Binata Joddar is an assistant professor of Metallurgy, Materials and Biomedical Engineering at UTEP. Dr. Joddar received her PhD from Clemson University (SC), from the joint Bioengineering program between Clemson and The Medical University of South Carolina in the year 2006. Following this she received post-doctoral training in cardiovascular biology and disease at The Ohio State University in the Department of Biomedical Engineering where she was awarded with 'Distinguished Post-Doctoral Researcher' award. She then attained a 'Foreign Post-Doctoral Fellowship' from the renowned research institute RIKEN in Japan to work with stem cells and regenerative medicine. She has published numerous research articles and reviews in high impact journals and is also well cited. She also serves as an Editor for Scientific Reports (Nature PG) and a reviewer for Biomaterials, Acta Biomaterialia, and Tissue Engineering. Her research expertise is in the areas of biomaterials & stem-cell based tissue engineering; to explore and solve problems in cardiovascular and neural tissue regeneration.
Mahesh Narayan is an associate professor and assistant chairman at the Department of Chemistry in the College of Sciences at UTEP. In summary, he has authored and co-authored 51 research and review articles and book chapters in the areas of free radical biology, protein-structure function, oxidative folding and protein misfolding, halogen bonding and in silico drug design. His work has been recognized through invitations to speaking engagements in over 15 international forums and by recognition in a variety of media outlets. Currently, he serves on the Editorial Board of PLOS One and Cell Biochemistry and Biophysics (Springer). He has delivered invited talks at the Institute of NanoChemistry and NanoBiology of Shanghai University. His research interests include understanding the mechanisms underlying Parkinson's disease including proteins such as ß-amyloid, which leads to S-nitrosylation of PDI and aggregation of Parkinsonian biomarkers.

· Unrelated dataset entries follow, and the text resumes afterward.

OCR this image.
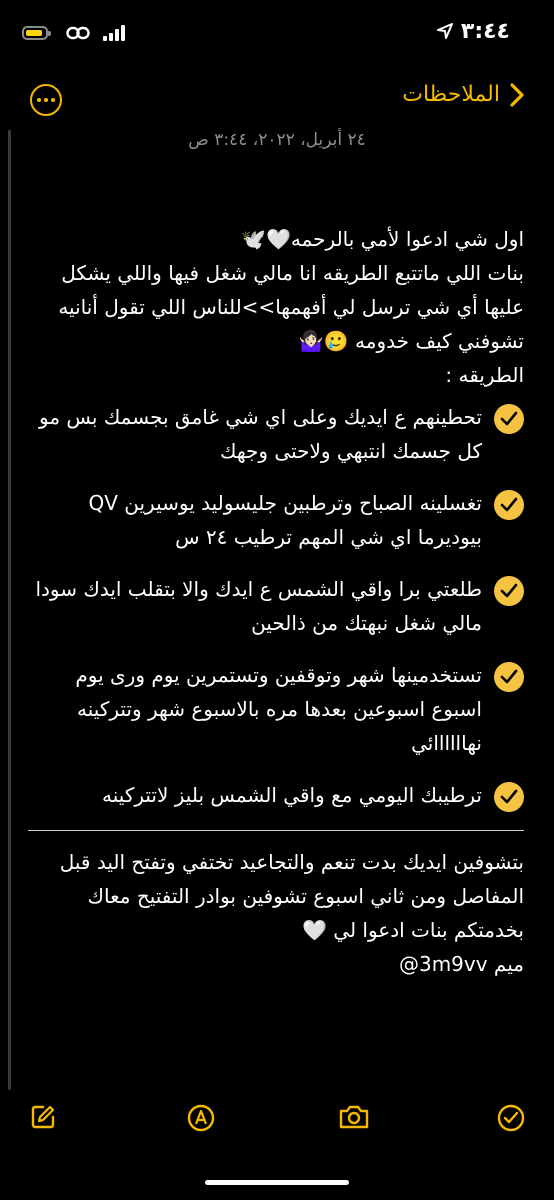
٣:٤٤
الملاحظات
٢٤ أبريل، ٢٠٢٢، ٣:٤٤ ص

اول شي ادعوا لأمي بالرحمه🤍🕊️

بنات اللي ماتتبع الطريقه انا مالي شغل فيها واللي يشكل عليها أي شي ترسل لي أفهمها>>للناس اللي تقول أنانيه تشوفني كيف خدومه 🥲🤷🏻‍♀️

الطريقه :

تحطينهم ع ايديك وعلى اي شي غامق بجسمك بس مو كل جسمك انتبهي ولاحتى وجهك
تغسلينه الصباح وترطبين جليسوليد يوسيرين QV بيوديرما اي شي المهم ترطيب ٢٤ س
طلعتي برا واقي الشمس ع ايدك والا بتقلب ايدك سودا مالي شغل نبهتك من ذالحين
تستخدمينها شهر وتوقفين وتستمرين يوم ورى يوم اسبوع اسبوعين بعدها مره بالاسبوع شهر وتتركينه نهاااااائي
ترطيبك اليومي مع واقي الشمس بليز لاتتركينه

بتشوفين ايديك بدت تنعم والتجاعيد تختفي وتفتح اليد قبل المفاصل ومن ثاني اسبوع تشوفين بوادر التفتيح معاك

بخدمتكم بنات ادعوا لي 🤍

ميم 3m9vv@
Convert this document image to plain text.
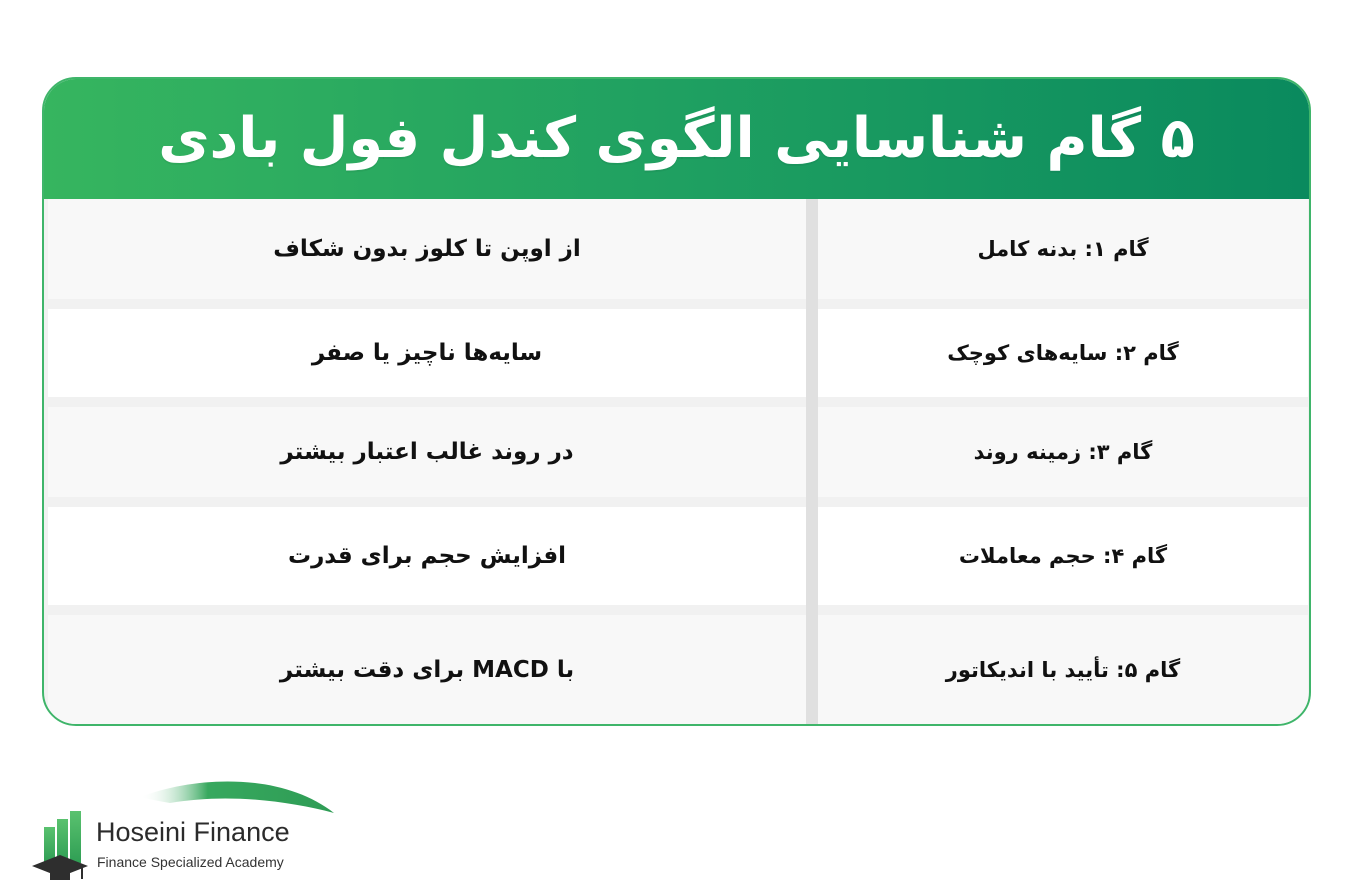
۵ گام شناسایی الگوی کندل فول بادی
از اوپن تا کلوز بدون شکاف	گام ۱: بدنه کامل
سایه‌ها ناچیز یا صفر	گام ۲: سایه‌های کوچک
در روند غالب اعتبار بیشتر	گام ۳: زمینه روند
افزایش حجم برای قدرت	گام ۴: حجم معاملات
با MACD برای دقت بیشتر	گام ۵: تأیید با اندیکاتور
Hoseini Finance
Finance Specialized Academy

Juan C. Noveron is Ralph and Kathleen Ponce de Leon Professor of Chemistry at the Department of Chemistry in the College of Sciences at UTEP. Dr. Noveron's research is focused on supramolecular chemistry, which is the field that studies intermolecular interactions that lead to structures beyond the molecule (supramolecular structures), and is considered to be the basic science of nanomaterials. His research group focuses on the design, synthesis, and characterization of molecules with self-organizing behavior that spontaneously self-assemble into nanoscale metal-organic materials with applications in medicine and green energy systems. The applications that Dr. Noveron's group targets with this approach are (1) the delivery of antigen genes for DNA-vaccine applications, (2) the development of new gene-sensing platforms using self-organized DNA-Carbon Nanotubes, (3) the development of new self-organized metal-organic solar cells, (4) the development of new water-treatment technologies, and (5) the development of new bio-inspired 3-D printable hydrogels with antibacterial properties. Dr. Noveron collaborates with researchers from other disciplines to evaluate the function of our molecular designs and carry out experiments such as cytotoxicity assays, DNA-transfection, in-vivo DNA-delivery, gene-sensing, desalination and water treatments, photovoltaics, and antibacterial assays.